Marty Anderson is a Senior Lecturer in Management at Babson, holds the Lewis Family Chair in Social Innovation, and teaches an MBA favorite: Extended Enterprise Management. To call him a “systems thinker” is a grave understatement. Listening to him think out loud is like a show at the Planetarium.
JD Kemp, one of our Storytellers at Babson Food Days last year, is co-founder of Crop Circle Kitchen and FoodEx. JD and I have known each other for years, connected by Lee Kane – the Regional Forager and Eco Czar (yes, his real title) at Whole Foods Market North Atlantic Region. JD’s distribution and logistics company FoodEx is a household name among many regional food entrepreneurs.
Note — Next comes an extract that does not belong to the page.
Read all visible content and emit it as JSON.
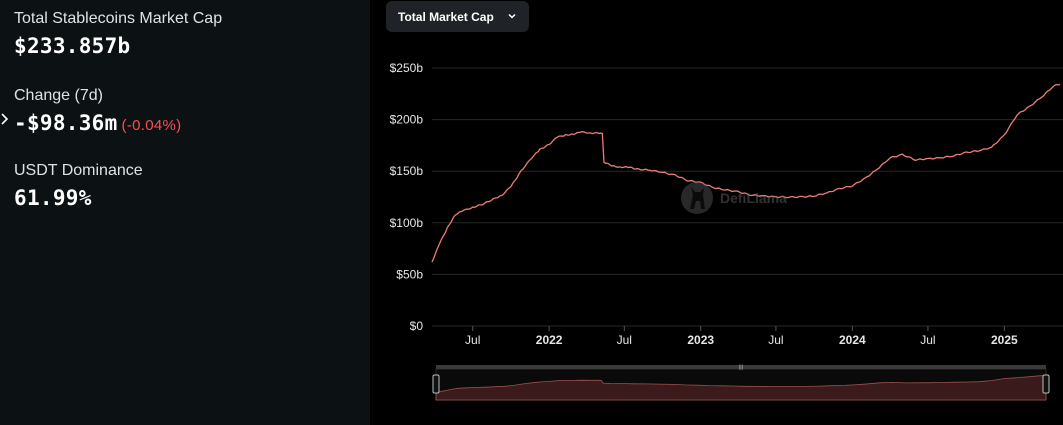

JD and Marty and fellow superlative professor Sinan Erzurumlu are working together on a teaching innovation called a “Living Case.” A Living Case differs from a traditional paper case in that it’s not a static look at a business conundrum, frozen in a certain moment in time, with teaching notes to direct toward certain conclusions.
Instead, a Living Case is comprised of “video bricks,” short reels that play out certain views into the supply chain, company environment and characteristics, and system surrounding the enterprise. The instructor of a Living Case can pick, choose, and arrange the video bricks in ways that make sense to what he or she aims to teach. Case protagonists can be Skyped in for real-time consultation.
The greater purpose of the Case is to illustrate and deliver the case study in ways that are relevant to actual business life – that is, to expose the students to decision-making conditions that are accurately complex and uncertain, and that likely demand more questions than answers.
To complement the cutting-edge character of the Living Case, there is FoodEx, one of the most ambitious and interconnected business models that Food Sol has ever seen. JD is looking to educate, influence and change behavior of multiple food-system stakeholders. Seedstock did a terrific piece on FoodEx, if you’re curious about the business.
For now, I’m just hungry to continue watching this Living Case unfold.